The university has succeeded in breaking down some racial barriers, mainly through its athletics programs, which is why the video reopens old wounds.

 

Running back Prentice Gautt, for example, became the first black football player at the school in the late 1950s, long before many universities had integrated collegiate athletics. Yet today, members of the school’s predominantly black football and basketball programs play before overwhelmingly white crowds.

 

While the school made strides on the playing field, it seemed to be losing ground elsewhere. The enrollment of black students declined. Ten years ago, roughly 6 percent of students at the Norman campus were black, according to university statistics. Last year, the figure hovered just above 5 percent.

 

The video also revived painful memories of the state's history of racial violence.

 

In 1921, a race riot in Tulsa left some 300 blacks dead and an entire section of town in economic turmoil — scars that remain today in the state's second-largest city.

 

Only two years ago, the Tulsa City Council voted to rename the city’s glitzy arts district, which had been named after Wyatt Tate Brady, the son of a Confederate veteran and Ku Klux Klan member.

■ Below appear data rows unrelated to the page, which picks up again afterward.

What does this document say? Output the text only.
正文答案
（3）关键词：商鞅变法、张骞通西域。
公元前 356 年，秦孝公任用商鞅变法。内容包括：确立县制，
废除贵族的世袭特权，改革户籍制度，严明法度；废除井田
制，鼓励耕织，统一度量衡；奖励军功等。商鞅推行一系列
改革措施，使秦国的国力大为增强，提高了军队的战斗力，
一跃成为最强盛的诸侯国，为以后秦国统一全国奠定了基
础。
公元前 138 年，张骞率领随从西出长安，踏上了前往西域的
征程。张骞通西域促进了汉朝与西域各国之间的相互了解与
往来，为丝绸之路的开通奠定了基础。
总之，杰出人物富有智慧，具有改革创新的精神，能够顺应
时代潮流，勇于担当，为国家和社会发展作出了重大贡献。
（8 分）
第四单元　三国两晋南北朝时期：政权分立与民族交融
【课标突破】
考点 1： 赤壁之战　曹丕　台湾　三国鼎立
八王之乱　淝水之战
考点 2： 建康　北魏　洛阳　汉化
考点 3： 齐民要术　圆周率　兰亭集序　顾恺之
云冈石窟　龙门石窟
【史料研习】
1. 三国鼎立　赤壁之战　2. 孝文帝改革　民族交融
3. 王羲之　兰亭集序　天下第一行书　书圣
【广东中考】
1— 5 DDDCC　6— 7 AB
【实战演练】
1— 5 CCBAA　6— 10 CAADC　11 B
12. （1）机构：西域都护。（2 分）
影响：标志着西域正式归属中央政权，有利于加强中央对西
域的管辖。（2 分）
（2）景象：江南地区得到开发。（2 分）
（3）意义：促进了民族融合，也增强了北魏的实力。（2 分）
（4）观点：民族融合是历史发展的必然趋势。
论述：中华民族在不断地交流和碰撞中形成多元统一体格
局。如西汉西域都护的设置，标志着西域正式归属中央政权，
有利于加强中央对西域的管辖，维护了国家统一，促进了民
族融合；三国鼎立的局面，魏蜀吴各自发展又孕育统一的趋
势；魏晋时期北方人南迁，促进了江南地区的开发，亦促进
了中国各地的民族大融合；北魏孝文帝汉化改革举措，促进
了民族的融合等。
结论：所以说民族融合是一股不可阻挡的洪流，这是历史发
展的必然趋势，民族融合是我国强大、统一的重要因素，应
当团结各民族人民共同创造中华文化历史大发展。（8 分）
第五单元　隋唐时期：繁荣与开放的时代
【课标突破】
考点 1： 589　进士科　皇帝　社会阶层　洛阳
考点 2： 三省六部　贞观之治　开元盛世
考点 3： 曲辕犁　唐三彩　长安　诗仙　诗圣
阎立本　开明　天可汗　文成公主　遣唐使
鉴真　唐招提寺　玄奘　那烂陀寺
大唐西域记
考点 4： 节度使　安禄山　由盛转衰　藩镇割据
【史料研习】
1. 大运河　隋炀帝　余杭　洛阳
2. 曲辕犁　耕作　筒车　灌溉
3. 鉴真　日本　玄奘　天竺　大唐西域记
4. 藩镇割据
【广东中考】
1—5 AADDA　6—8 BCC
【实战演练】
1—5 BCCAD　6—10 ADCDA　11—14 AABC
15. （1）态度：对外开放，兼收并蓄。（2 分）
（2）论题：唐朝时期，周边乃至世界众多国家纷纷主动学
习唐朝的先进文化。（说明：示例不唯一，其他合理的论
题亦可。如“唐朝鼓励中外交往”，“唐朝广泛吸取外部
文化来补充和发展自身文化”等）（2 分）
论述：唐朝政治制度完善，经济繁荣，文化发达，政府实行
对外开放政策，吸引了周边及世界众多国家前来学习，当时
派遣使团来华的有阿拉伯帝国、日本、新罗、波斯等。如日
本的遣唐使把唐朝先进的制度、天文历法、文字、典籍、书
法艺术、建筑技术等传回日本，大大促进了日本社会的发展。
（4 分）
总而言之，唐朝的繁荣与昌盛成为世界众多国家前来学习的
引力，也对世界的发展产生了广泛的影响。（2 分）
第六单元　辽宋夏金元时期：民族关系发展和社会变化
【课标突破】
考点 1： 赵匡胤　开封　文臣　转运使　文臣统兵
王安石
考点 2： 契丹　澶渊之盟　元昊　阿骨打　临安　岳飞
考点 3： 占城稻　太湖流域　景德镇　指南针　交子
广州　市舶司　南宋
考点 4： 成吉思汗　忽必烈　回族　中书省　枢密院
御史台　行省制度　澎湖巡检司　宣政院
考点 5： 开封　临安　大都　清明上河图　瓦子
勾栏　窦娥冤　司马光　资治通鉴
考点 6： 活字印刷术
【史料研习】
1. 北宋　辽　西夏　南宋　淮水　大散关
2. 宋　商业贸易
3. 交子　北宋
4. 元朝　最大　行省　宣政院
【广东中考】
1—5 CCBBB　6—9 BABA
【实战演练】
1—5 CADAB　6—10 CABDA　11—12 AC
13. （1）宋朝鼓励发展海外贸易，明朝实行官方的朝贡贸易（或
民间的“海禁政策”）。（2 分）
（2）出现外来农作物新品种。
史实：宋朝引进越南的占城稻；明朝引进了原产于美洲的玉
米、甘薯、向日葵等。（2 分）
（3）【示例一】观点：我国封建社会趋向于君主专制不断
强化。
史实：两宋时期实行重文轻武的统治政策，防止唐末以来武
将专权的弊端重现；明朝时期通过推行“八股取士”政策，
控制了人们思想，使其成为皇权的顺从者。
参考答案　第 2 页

But the change was vehemently opposed by some locals.

 

An entire swath of southeastern Oklahoma is still called Little Dixie today.

 

JeffriAnne Wilder, associate professor of sociology at the University of North Florida in Jacksonville — where a school board decided in 2013 to rename a high school named after an honorary Ku Klux Klan leader — said the incident at OU is a quick reminder of how far the state, and the U.S., has to go in dealing with racial issues.

 

“It’s saddening and unfortunate that just a few days ago, we were commemorating Selma,” Wilder said, referring to the 1965 civil rights march in Alabama from Selma to Montgomery. “We have to pause and on one hand, we can look back and see how far we’ve gone and on the other hand, how far we have to go.”

 

“The millennial generation,” she added, “is supposed to be both colorblind and post-racial, but that’s not true.”